Australia at risk of losing its ‘shine,’ miners warn

Regis Resources to expand underground operations with two new minesThe Duketon gold project, located in the North Eastern Goldfields of Western Australia. (Image courtesy of Regis Resources.)

BHP (NYSE: BHP; LSE: BHP; ASX: BHP) is among Australian companies concerned about the country’s new labour laws and a shock government decision to block a project that already had permits.

The company opposed the Same Job, Same Pay legislation passed by Australia’s Labor-led government last year. BHP, the world’s largest miner by stock market value, said the requirement to pay inexperienced labour the same wages as a worker with decades of experience, adds costs and is a drag on productivity. 

“We’ve always been strong advocates for tying wage increases to productivity increases, and of course, we’re supportive of that,” BHP CEO Mike Henry told reporters this week. 

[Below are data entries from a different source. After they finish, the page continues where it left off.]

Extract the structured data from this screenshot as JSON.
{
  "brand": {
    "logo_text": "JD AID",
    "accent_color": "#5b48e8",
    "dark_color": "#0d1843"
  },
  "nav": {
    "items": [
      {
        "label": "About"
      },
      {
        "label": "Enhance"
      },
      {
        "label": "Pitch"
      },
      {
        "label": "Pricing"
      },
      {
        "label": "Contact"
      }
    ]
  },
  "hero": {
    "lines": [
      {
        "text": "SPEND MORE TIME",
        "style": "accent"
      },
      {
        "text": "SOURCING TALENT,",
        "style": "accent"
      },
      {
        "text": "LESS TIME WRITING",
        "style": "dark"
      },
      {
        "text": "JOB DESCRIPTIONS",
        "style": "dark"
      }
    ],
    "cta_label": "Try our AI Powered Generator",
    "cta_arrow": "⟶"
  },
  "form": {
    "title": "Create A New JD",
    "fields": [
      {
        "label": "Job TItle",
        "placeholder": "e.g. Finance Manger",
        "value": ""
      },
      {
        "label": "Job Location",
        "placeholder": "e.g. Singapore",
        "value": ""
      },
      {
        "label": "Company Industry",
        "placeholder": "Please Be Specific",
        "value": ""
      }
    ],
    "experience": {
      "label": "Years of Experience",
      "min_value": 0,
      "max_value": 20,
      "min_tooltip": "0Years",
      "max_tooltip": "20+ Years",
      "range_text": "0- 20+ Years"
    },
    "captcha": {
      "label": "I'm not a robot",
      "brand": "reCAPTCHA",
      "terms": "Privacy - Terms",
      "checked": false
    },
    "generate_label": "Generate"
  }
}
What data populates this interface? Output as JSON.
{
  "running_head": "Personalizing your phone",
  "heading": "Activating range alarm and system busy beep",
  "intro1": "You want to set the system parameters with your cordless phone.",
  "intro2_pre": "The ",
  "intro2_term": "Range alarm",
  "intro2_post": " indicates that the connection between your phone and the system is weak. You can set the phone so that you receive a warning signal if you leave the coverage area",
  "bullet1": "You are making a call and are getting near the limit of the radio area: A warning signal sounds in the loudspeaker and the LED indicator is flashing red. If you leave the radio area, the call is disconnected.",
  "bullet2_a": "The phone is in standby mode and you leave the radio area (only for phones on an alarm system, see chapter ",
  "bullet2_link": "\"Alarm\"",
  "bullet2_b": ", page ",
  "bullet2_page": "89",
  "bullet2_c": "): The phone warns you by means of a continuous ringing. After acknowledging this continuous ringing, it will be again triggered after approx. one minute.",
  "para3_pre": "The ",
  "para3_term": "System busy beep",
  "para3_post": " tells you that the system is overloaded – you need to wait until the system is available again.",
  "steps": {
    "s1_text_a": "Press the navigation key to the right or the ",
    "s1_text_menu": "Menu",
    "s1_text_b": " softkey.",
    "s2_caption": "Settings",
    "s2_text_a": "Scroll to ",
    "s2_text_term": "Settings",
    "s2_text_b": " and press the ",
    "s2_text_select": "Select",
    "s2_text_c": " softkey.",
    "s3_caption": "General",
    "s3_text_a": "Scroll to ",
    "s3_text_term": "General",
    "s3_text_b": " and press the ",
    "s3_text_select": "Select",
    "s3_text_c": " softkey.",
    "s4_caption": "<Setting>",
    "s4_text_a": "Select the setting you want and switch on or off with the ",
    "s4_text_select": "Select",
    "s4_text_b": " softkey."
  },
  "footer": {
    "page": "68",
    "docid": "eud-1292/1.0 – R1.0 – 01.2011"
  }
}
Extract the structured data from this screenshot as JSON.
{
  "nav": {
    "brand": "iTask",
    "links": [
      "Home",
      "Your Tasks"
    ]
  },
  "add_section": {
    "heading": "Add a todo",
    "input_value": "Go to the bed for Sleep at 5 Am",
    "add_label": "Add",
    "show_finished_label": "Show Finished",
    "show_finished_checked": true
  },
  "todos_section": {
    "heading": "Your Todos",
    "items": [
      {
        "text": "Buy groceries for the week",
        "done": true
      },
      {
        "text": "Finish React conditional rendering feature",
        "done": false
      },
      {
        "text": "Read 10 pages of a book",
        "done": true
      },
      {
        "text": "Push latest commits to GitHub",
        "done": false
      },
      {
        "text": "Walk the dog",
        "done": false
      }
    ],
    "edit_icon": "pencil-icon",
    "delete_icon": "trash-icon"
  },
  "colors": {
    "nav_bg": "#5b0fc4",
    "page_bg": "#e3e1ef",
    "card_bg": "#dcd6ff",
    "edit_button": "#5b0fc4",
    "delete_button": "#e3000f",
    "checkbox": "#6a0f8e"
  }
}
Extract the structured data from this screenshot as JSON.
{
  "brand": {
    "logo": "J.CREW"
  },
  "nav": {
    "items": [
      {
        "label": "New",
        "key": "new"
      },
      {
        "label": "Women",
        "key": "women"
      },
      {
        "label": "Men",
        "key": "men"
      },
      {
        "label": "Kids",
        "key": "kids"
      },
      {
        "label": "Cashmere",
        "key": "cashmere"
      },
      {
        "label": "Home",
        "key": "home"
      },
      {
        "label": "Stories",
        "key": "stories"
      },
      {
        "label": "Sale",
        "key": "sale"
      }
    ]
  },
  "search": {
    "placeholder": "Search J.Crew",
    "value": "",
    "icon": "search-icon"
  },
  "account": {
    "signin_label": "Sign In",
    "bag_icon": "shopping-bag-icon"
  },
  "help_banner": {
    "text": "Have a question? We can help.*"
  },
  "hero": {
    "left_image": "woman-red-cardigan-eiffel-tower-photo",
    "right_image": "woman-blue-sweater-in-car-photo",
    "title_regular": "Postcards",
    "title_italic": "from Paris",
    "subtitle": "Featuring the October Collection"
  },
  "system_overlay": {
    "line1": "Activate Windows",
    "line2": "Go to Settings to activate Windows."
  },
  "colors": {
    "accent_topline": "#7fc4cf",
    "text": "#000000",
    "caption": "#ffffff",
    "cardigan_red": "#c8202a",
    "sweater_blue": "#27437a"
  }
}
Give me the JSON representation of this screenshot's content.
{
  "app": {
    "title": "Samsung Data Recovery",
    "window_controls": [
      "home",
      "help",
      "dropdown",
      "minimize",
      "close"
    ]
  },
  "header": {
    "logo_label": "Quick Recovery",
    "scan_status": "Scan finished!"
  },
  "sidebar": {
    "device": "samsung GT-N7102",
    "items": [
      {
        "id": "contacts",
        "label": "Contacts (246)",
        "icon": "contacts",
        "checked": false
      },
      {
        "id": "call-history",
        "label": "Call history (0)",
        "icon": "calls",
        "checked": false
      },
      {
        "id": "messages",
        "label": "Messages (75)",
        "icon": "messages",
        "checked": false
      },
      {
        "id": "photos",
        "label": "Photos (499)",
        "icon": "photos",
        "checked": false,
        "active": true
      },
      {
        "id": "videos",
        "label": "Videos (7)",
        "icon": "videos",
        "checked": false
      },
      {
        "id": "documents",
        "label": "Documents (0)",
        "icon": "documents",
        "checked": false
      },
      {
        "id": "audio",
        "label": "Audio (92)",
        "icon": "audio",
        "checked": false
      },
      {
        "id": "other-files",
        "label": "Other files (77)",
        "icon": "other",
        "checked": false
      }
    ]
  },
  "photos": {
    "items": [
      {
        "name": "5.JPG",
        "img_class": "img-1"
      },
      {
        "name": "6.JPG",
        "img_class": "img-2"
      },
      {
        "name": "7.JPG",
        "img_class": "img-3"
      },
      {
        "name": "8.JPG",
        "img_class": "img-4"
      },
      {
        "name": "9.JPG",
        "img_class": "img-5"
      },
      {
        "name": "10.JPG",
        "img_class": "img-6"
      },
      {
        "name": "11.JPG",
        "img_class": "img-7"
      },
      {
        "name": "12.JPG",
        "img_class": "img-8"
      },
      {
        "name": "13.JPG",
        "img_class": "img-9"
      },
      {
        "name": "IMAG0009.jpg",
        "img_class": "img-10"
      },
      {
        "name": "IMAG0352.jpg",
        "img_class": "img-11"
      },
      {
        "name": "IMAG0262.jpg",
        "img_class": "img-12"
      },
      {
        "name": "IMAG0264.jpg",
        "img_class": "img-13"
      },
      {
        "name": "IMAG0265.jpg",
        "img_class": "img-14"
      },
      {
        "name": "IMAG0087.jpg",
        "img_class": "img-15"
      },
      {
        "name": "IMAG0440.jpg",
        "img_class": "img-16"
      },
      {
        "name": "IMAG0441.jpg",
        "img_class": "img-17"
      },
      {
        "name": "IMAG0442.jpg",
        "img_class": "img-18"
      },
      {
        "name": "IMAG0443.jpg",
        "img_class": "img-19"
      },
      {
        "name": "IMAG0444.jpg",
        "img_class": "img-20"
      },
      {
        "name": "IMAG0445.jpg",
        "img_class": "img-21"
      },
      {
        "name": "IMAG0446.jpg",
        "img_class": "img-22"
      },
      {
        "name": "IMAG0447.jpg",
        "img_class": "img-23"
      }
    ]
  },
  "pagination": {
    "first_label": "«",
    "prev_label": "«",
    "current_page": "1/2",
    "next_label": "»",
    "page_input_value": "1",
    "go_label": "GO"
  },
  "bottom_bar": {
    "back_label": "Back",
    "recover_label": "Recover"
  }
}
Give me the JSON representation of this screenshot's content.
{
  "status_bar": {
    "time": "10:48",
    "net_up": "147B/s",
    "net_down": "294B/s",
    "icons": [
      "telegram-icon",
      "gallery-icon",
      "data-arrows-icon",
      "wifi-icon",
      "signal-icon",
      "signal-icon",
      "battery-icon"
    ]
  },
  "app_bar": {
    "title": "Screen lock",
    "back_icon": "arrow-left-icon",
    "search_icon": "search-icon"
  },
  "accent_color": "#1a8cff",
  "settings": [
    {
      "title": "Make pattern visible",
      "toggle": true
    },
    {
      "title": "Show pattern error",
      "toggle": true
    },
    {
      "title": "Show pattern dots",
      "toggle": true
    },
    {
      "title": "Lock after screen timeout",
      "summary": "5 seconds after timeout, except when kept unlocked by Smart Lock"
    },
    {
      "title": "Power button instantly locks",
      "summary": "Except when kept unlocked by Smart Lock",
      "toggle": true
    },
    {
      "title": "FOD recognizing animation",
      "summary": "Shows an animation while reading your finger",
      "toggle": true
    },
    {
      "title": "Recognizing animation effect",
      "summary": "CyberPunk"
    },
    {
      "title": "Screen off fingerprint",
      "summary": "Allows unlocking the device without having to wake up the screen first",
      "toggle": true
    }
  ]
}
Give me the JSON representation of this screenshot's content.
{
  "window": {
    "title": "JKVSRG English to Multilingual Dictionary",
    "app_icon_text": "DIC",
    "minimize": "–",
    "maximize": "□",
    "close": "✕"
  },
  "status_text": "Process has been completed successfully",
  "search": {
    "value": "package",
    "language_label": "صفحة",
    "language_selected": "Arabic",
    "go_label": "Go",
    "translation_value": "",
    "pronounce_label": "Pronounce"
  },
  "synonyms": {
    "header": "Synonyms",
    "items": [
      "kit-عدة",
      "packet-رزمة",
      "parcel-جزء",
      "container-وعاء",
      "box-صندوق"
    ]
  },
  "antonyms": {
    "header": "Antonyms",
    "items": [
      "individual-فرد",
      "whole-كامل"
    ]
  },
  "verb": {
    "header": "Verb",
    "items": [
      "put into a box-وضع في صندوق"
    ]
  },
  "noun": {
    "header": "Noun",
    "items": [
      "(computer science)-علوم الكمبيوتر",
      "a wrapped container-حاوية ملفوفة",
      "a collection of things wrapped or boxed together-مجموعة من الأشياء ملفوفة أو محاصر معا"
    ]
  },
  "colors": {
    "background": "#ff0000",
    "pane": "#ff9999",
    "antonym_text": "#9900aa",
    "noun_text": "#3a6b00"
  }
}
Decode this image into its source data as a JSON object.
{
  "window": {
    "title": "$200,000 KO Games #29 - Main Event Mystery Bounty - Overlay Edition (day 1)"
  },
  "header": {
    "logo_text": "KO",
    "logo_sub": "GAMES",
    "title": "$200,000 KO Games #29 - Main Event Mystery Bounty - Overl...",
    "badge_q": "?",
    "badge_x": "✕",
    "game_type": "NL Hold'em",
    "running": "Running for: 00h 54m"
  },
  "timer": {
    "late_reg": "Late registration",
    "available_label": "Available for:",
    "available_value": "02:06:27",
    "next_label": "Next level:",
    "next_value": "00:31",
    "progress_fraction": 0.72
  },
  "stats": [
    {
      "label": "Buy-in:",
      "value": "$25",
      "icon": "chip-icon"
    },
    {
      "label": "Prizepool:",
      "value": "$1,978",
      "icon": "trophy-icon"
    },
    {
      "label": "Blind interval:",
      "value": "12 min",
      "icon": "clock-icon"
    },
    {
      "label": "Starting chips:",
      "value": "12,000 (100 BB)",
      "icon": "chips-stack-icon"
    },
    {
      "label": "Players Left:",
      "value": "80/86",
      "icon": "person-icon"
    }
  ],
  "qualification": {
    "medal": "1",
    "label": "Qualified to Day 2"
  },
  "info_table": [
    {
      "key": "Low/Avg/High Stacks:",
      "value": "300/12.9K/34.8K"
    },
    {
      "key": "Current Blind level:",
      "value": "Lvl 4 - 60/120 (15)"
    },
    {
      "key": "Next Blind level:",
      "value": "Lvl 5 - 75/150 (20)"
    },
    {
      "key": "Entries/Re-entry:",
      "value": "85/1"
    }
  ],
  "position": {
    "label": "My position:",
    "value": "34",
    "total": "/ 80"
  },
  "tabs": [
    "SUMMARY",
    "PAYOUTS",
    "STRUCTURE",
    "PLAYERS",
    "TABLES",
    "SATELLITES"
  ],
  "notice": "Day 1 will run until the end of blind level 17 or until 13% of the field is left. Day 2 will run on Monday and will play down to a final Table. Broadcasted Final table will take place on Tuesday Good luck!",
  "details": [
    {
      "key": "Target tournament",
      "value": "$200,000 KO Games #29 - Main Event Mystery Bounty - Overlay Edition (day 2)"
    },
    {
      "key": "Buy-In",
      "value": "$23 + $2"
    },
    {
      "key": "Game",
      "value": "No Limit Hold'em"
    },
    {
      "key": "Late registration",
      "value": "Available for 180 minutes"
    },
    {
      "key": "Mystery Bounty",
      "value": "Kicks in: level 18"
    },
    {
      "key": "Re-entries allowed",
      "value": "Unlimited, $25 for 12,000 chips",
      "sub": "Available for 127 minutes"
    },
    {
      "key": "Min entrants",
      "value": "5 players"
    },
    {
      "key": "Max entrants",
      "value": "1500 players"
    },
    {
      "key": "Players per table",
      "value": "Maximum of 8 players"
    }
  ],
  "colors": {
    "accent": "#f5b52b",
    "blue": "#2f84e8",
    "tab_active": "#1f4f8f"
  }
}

“Our concerns around some of the recent changes are that they flow straight through the cost with no commensurate positive impact on  productivity – in fact, they can pull things in the other direction.” 

The new legislation has driven attempts to re-unionize Western Australia’s large mining workforce, which, if successful, Henry warned could impact potential future iron ore expansions. 

Industry already reeling 

Last week, a decision by Australian Environment Minister Tania Plibersek to veto the tailings dam for Regis Resources’ (ASX: RRL) proposed A$1-billion (US$680 million) McPhillamys gold development in New South Wales made the project unviable. The company took a US$130 million hit.  

Companies including BHP, Northern Star Resources (ASX: NST) and Patriot Battery Metals (TSX: PMET; ASX: PMT) contend the snap ruling and new labour rules reduce Australia’s international competitiveness and amplify uncertainty for project development.

The McPhillamys project, which sits on freehold farmland, had received state and federal approval in March 2023. One of the only outstanding approvals was under a law protecting Aboriginal heritage. 

The Orange Local Aboriginal Land Council (OLALC), the key local Aboriginal representative group, made a submission during the IPC process that any risks to cultural heritage could be mitigated. 

“Regis had every confidence that from a regulatory point of view, McPhillamys was an approved project with no significant showstoppers from a government perspective,” Regis managing director Jim Beyer told analysts and media. 

“Minister Plibersek’s declaration was a huge shock to us, and not a  decision that we felt was in keeping with past precedent, particularly given the already extensive investigation into Aboriginal cultural heritage issues.”  

Hot topic 

The decision sent shockwaves through the Australian mining industry and has made headlines in mainstream press for more than a week. 

Australian reporting season is in full swing and the issue has repeatedly  been raised, including with BHP Tuesday. It warned uncertainty in permitting inhibits investment.  

“BHP has been strong supporters of policies related to cultural heritage protection, and that certainly is something that we take very seriously as a business,” Henry said. “But on the broader point, the investment community does need as much certainty as possible, because that will ultimately improve investment attractiveness for Australia, alongside competitiveness.” 

‘Hard to believe’

Northern Star Resources, which is boosting output at Kalgoorlie Consolidated Gold Mines to 900,000 oz. per year, said Australia had a strong track record of being a stable place to invest. 

“Every slow change like this just takes away some of that shine,” managing director Stuart Tonkin said on a conference call last week. “If Australia is not sitting up there as a great jurisdiction to invest in, the capital goes to different countries.” 

Even companies with development projects outside of Australia, like Patriot Battery Metals, are heeding concerns from investors. 

During a presentation last week following the release of the preliminary economic assessment for its Shaakichiuwaanaan lithium project in Quebec, CEO Ken Brinsden was asked if a similar veto was possible in Canada. 

While Brinsden said he was confident that it couldn’t occur, he was amazed the issue had repeatedly come up. 

“It’s hard to believe we’re having this conversation in Australia,” he said.

Industry braces for green reforms

The Australian mining sector has already warned about possible negative implications of federal environmental law reforms.  

The ‘nature positive’ reforms include the establishment of a national environmental protection agency (EPA) in addition to existing EPAs in each state and territory. 

Legislation was introduced into Parliament in May, with the Labor government promising the EPA would be a “tough cop on the beat” with the ability to issue ‘stop-work’ orders to prevent serious environmental  damage and proactively audit businesses. 

Industry groups have warned the move would lead to duplication of  regulation, adding to the cost and timeline of getting new projects approved. 

“The environmental policy is just an absolute joke in Australia,” Minerals Council of Australia CEO Tania Constable told a conference in May. 

“I’m failing to see what a national EPA is going to add in terms of making sure that we get a better environmental outcome when we’ve got state EPAs out there.”